No hubo conejo, ni reloj, ni agujero. Todo fue una invención de Alicia. Probablemente estaba aburrida una tarde cualquiera, una de esas en las que el calor le da a todo un tinte raro y uno siente que el tiempo se detiene y por un segundo se puede ver, como por el resquicio de una ventana, la verdad de las cosas.
Quizás entendió que debía hacer algo urgente para que cada mañana no fuera una repetición de la anterior. Y se vio a sí misma con el pelo encanecido y el rostro marcado por los años y con el alma gastada por caminar sobre ella a diario.

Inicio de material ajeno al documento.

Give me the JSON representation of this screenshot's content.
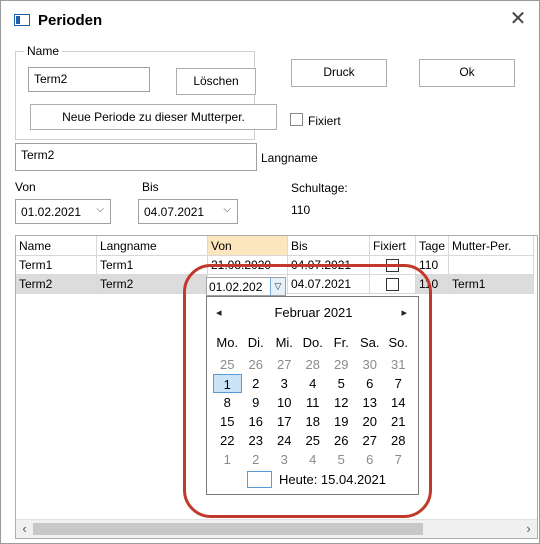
{
  "window": {
    "title": "Perioden",
    "close_glyph": "✕"
  },
  "name_group": {
    "legend": "Name",
    "name_value": "Term2",
    "delete_button": "Löschen",
    "new_period_button": "Neue Periode zu dieser Mutterper."
  },
  "buttons": {
    "print": "Druck",
    "ok": "Ok"
  },
  "fixed_label": "Fixiert",
  "longname": {
    "value": "Term2",
    "label": "Langname"
  },
  "period": {
    "from_label": "Von",
    "to_label": "Bis",
    "from_value": "01.02.2021",
    "to_value": "04.07.2021",
    "school_days_label": "Schultage:",
    "school_days_value": "110"
  },
  "table": {
    "columns": [
      "Name",
      "Langname",
      "Von",
      "Bis",
      "Fixiert",
      "Tage",
      "Mutter-Per."
    ],
    "rows": [
      {
        "name": "Term1",
        "longname": "Term1",
        "from": "21.08.2020",
        "to": "04.07.2021",
        "days": "110",
        "parent": ""
      },
      {
        "name": "Term2",
        "longname": "Term2",
        "from": "01.02.202",
        "to": "04.07.2021",
        "days": "110",
        "parent": "Term1"
      }
    ]
  },
  "calendar": {
    "month_label": "Februar 2021",
    "prev": "◂",
    "next": "▸",
    "weekdays": [
      "Mo.",
      "Di.",
      "Mi.",
      "Do.",
      "Fr.",
      "Sa.",
      "So."
    ],
    "weeks": [
      [
        "25",
        "26",
        "27",
        "28",
        "29",
        "30",
        "31"
      ],
      [
        "1",
        "2",
        "3",
        "4",
        "5",
        "6",
        "7"
      ],
      [
        "8",
        "9",
        "10",
        "11",
        "12",
        "13",
        "14"
      ],
      [
        "15",
        "16",
        "17",
        "18",
        "19",
        "20",
        "21"
      ],
      [
        "22",
        "23",
        "24",
        "25",
        "26",
        "27",
        "28"
      ],
      [
        "1",
        "2",
        "3",
        "4",
        "5",
        "6",
        "7"
      ]
    ],
    "selected_day": "1",
    "today_label": "Heute: 15.04.2021"
  },
  "colors": {
    "highlight": "#c0392b",
    "selected_header": "#fbe6bd",
    "selected_row": "#dcdcdc"
  }
}
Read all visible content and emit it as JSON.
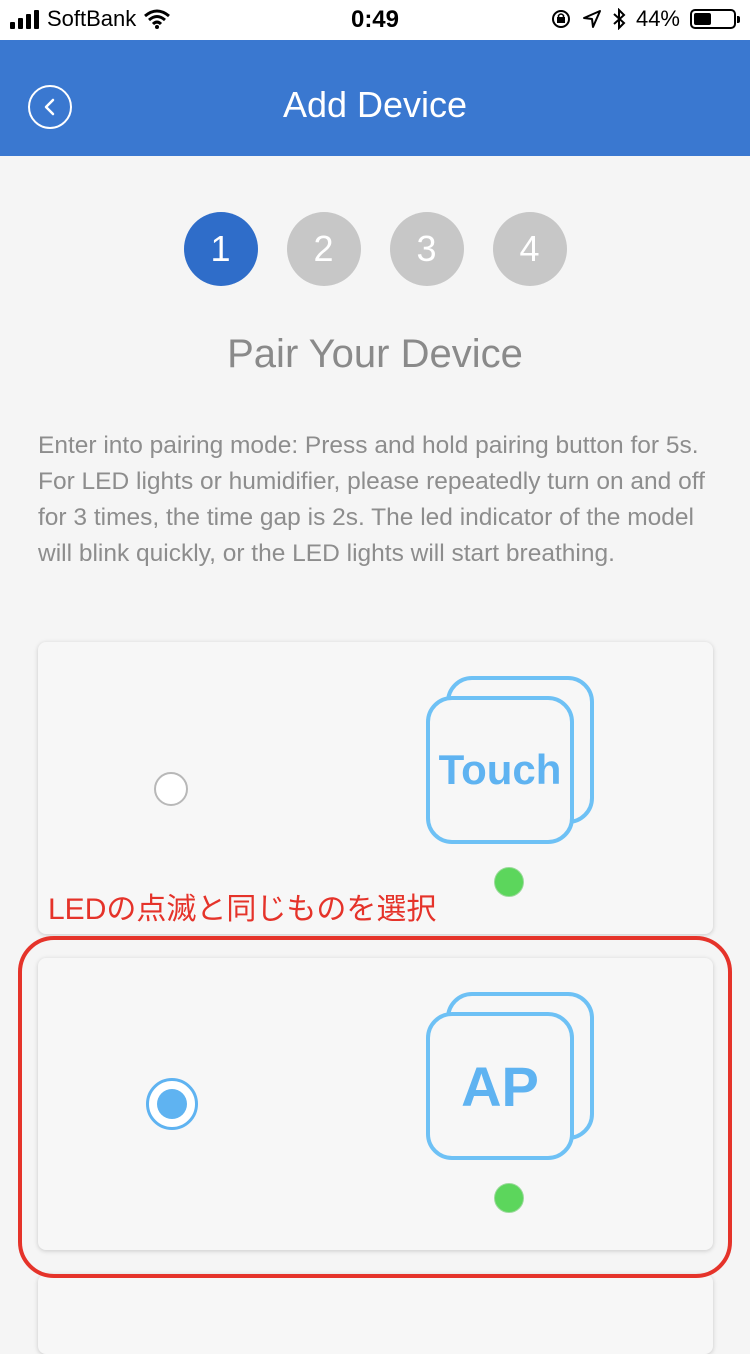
{
  "status_bar": {
    "carrier": "SoftBank",
    "time": "0:49",
    "battery": "44%",
    "battery_level": 0.44
  },
  "nav": {
    "title": "Add Device"
  },
  "steps": [
    "1",
    "2",
    "3",
    "4"
  ],
  "active_step": 1,
  "page_title": "Pair Your Device",
  "description": "Enter into pairing mode: Press and hold pairing button for 5s. For LED lights or humidifier, please repeatedly turn on and off for 3 times, the time gap is 2s. The led indicator of the model will blink quickly, or the LED lights will start breathing.",
  "modes": [
    {
      "label": "Touch",
      "selected": false
    },
    {
      "label": "AP",
      "selected": true
    }
  ],
  "annotation": "LEDの点滅と同じものを選択",
  "colors": {
    "nav_bg": "#3a78d0",
    "active_step": "#2f6dc9",
    "inactive_step": "#c7c7c7",
    "icon_blue": "#5fb3f1",
    "led_green": "#5cd65c",
    "annotation_red": "#e5332a"
  }
}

Entonces, decidió escaparse a otro país, donde hay gatos que ríen y todos los días son una fiesta, aunque no sea tu cumpleaños, porque cada día ha de celebrarse como si no hubiese tiempo para más. Prefirió pasar por loca contando las historias de hongos que hacen que te encojas o crezcas, antes que continuar con movimientos de autómata haciendo aquello que todos esperan, hundiéndose en el miedo de volver a empezar, temiendo desafiar al qué dirán.
Alicia mintió, fabuló, y pasó el resto de la vida riéndose de los que la creyeron, y también de los que le tuvieron lástima porque había perdido el juicio.
Porque no hubo conejo, ni reloj, ni agujero; simplemente Alicia quería huir de su destino y de sí misma.